Funds

Investors lose billions as UK’s 3 most popular Isa funds FLOP – should they sell? | Personal Finance | Finance


Fundsmith Equity, managed by star fund manager Terry Smith, grew to £28billion after smashing the market since launch in 2010, but has underperformed over the last three years. Another hugely popular fund, the Scottish Mortgage Investment Trust, managed by Tom Slater, crashed by half in 2022, and has struggled to recover since.

Completing a disappointing hat-trick of falling stars, Nick Train, manager of the Finsbury Growth & Income Trust, has also tumbled to earth after underperforming for five years.

These funds are shrinking in size as their stock picks underperform and loyal investors lose heart and withdraw their money.

Terry Smith became the undisputed star of the fund management world after Neil Woodford, once the biggest star of them all, went into meltdown.

Over 10 years, Smith’s flagship vehicle Fundsmith Equity thrashed its benchmark index, growing a total of 305 percent, against 213 percent on the MSCI World index.

Yet in the last three years, Fundsmith has grown a modest 18.63 percent. That’s roughly half the total return on the MSCI World, which is up 35 percent.

It’s important to note that Fundsmith hasn’t fallen in value over that timeframe, just grown at a slower rate than before.

Finsbury Growth & Income has also done poorly over the last three years, growing just 4.4 percent. Scottish Mortgage has had the most torrid time of the bunch, crashing 33 percent over the same period.

Its value has shrunk from more than £22billion at its peak to around £10.7billion, due to poor performance and withdrawals, a loss of more than £10billion.

So is this just a temporary setback or should pension and Isa investors move their money?

Investors who buy actively managed funds have to accept the rough with the smooth, said Laith Khalaf, head of investment analysis at fund platform AJ Bell. 

“All fund managers, no matter how good they are, can undergo periods of underperformance. All three of these funds did well prior to the recent downturn, and may do so again.”

Khalaf said global stock markets have struggled lately, with the spectacular exception of the Magnificent Seven US technology mega-cap technology stocks, Apple, Microsoft, Amazon, Google, Nvidia, Facebook-owner Meta and Tesla.

“Most investments funds will have outperformed, unless they held a huge amount of their portfolio in these tech shares.”

Fundsmith does include Microsoft and Meta in its top 10 holdings, and Scottish Mortgage has exposure to Nvidia, Amazon and Tesla. However, they also hold lots of companies operating in less whizzy sectors, reducing returns.
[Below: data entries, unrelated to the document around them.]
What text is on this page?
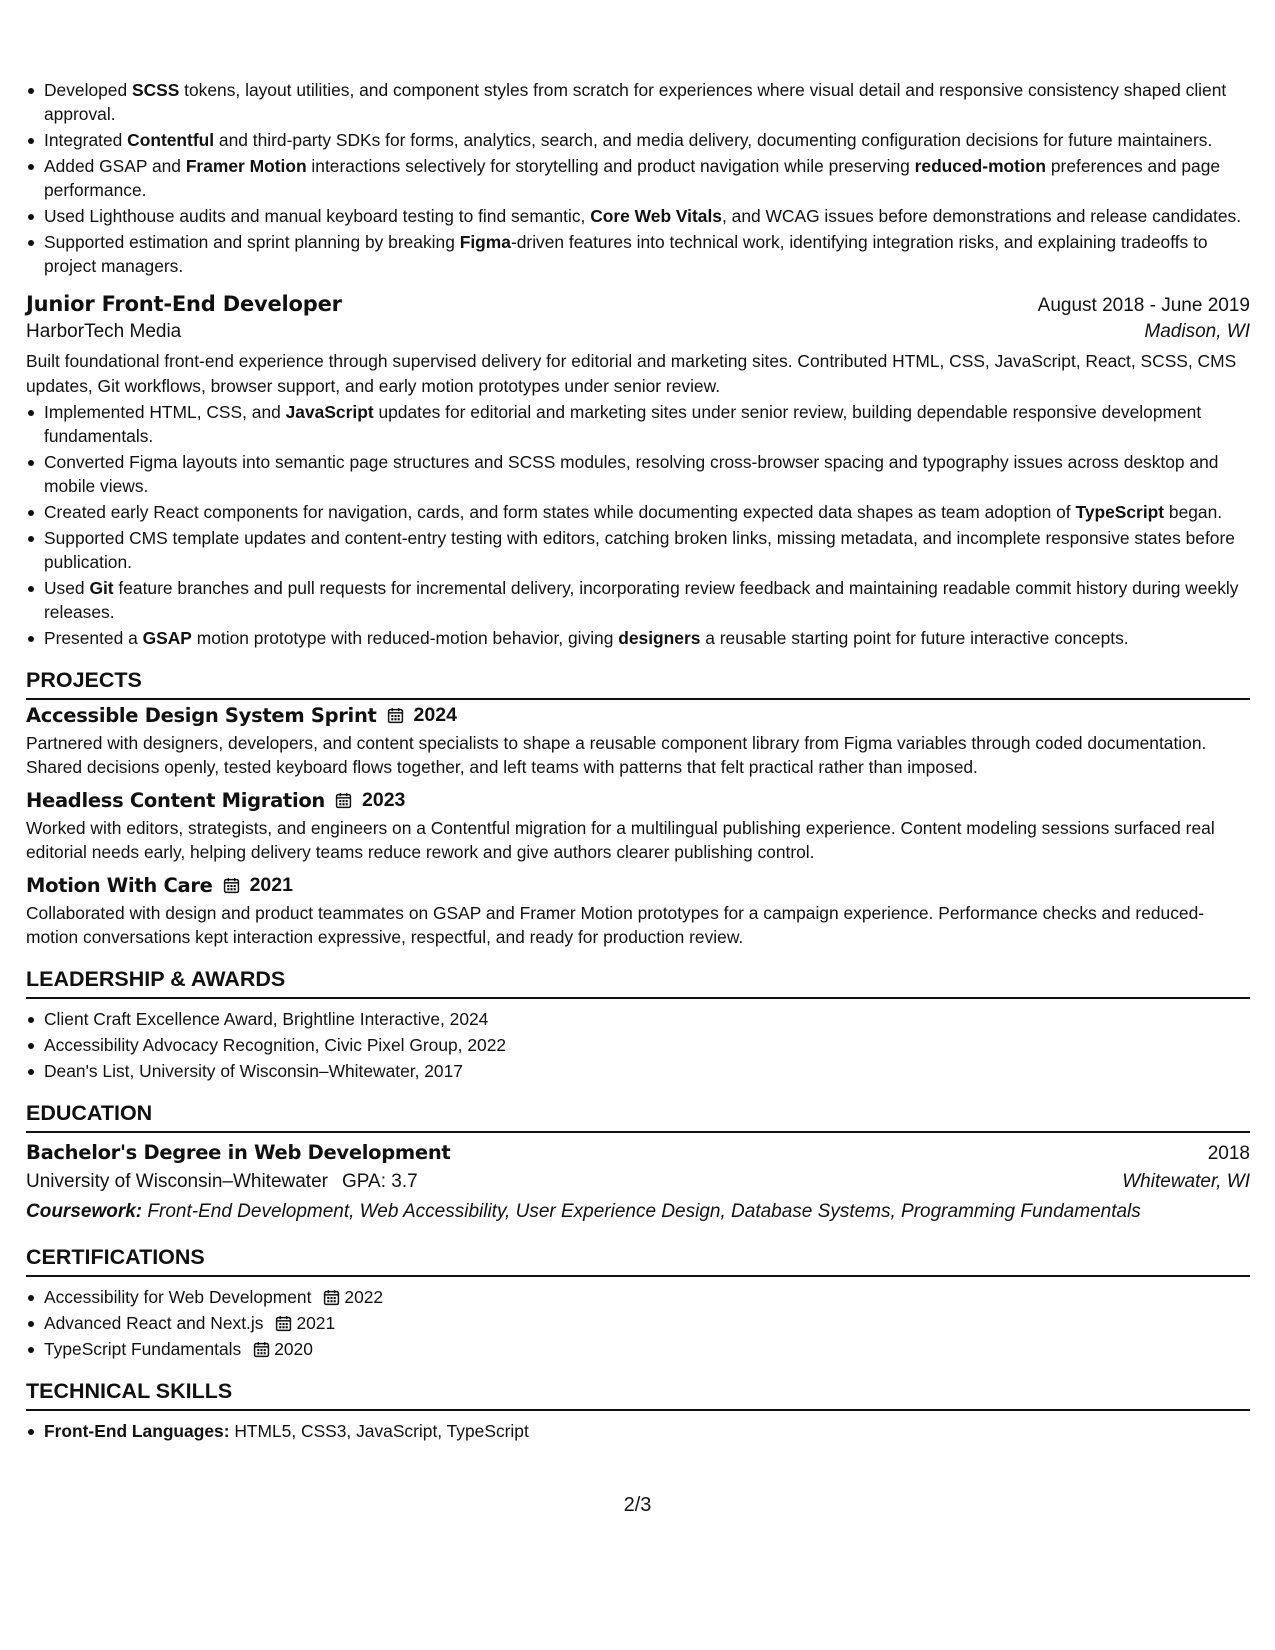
Developed SCSS tokens, layout utilities, and component styles from scratch for experiences where visual detail and responsive consistency shaped client approval.
Integrated Contentful and third-party SDKs for forms, analytics, search, and media delivery, documenting configuration decisions for future maintainers.
Added GSAP and Framer Motion interactions selectively for storytelling and product navigation while preserving reduced-motion preferences and page performance.
Used Lighthouse audits and manual keyboard testing to find semantic, Core Web Vitals, and WCAG issues before demonstrations and release candidates.
Supported estimation and sprint planning by breaking Figma-driven features into technical work, identifying integration risks, and explaining tradeoffs to project managers.
Junior Front-End Developer	August 2018 - June 2019
HarborTech Media	Madison, WI

Built foundational front-end experience through supervised delivery for editorial and marketing sites. Contributed HTML, CSS, JavaScript, React, SCSS, CMS updates, Git workflows, browser support, and early motion prototypes under senior review.

Implemented HTML, CSS, and JavaScript updates for editorial and marketing sites under senior review, building dependable responsive development fundamentals.
Converted Figma layouts into semantic page structures and SCSS modules, resolving cross-browser spacing and typography issues across desktop and mobile views.
Created early React components for navigation, cards, and form states while documenting expected data shapes as team adoption of TypeScript began.
Supported CMS template updates and content-entry testing with editors, catching broken links, missing metadata, and incomplete responsive states before publication.
Used Git feature branches and pull requests for incremental delivery, incorporating review feedback and maintaining readable commit history during weekly releases.
Presented a GSAP motion prototype with reduced-motion behavior, giving designers a reusable starting point for future interactive concepts.
PROJECTS
Accessible Design System Sprint 2024

Partnered with designers, developers, and content specialists to shape a reusable component library from Figma variables through coded documentation. Shared decisions openly, tested keyboard flows together, and left teams with patterns that felt practical rather than imposed.

Headless Content Migration 2023

Worked with editors, strategists, and engineers on a Contentful migration for a multilingual publishing experience. Content modeling sessions surfaced real editorial needs early, helping delivery teams reduce rework and give authors clearer publishing control.

Motion With Care 2021

Collaborated with design and product teammates on GSAP and Framer Motion prototypes for a campaign experience. Performance checks and reduced-motion conversations kept interaction expressive, respectful, and ready for production review.

LEADERSHIP & AWARDS
Client Craft Excellence Award, Brightline Interactive, 2024
Accessibility Advocacy Recognition, Civic Pixel Group, 2022
Dean's List, University of Wisconsin–Whitewater, 2017
EDUCATION
Bachelor's Degree in Web Development	2018
University of Wisconsin–Whitewater GPA: 3.7	Whitewater, WI
Coursework: Front-End Development, Web Accessibility, User Experience Design, Database Systems, Programming Fundamentals
CERTIFICATIONS
Accessibility for Web Development 2022
Advanced React and Next.js 2021
TypeScript Fundamentals 2020
TECHNICAL SKILLS
Front-End Languages: HTML5, CSS3, JavaScript, TypeScript
2/3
Jason Hollands, managing director of financial advisers Evelyn Partners, said Fundsmith does not invest in oil and gas companies, and lost out during the energy shock, when rising prices sent their shares through the roof.

Scottish Mortgage invests in smaller, growing companies, which often do less well when the economy is struggling to grow, as it has been lately. This is by far the riskier of the three, and investors need to tread carefully.

Nick Train focuses in UK shares, many of whom have found the going tough.

READ MORE: EU meltdown as ‘tired’ Germany faces second year of recession while US booms

Hollands said the struggles facing Smith, Slater and Train have still come as a shock. “When three of the biggest beasts in active fund management go through a period of relative underperformance, it’s bound to raise eyebrows.”

While each fund has a different investment strategy, they all have one thing in common. “The managers all have a high conviction approach, investing in a small pool of stocks that they aim to hold for the long-term.”

Lesser fund managers often play safe by quietly tracking a big market index like the FTSE 100, but that’s not the case here. “When managers are willing to diverge, as these three are, performance can also diverge.”

Hollands said all three fund managers resist the urge to chop and change to keep pace with the latest investment fashion. “For many years they gave investors whopping additional returns, just not the last three.”

He said managers have not changed their approaches, which have served them well for years and may do so again. “If readers own any of these three investments, I suggest sticking with them.”

Isa investors who do not hold these funds may even see this as an opportunity to buy them at a reduced price.

As Smith, Slater and Train’s mixed fortunes show, past performance is no guide to the future. So always invest in a balanced portfolio of funds with a minimum five-year view, and never put all your faith in one manager, regardless of their reputation.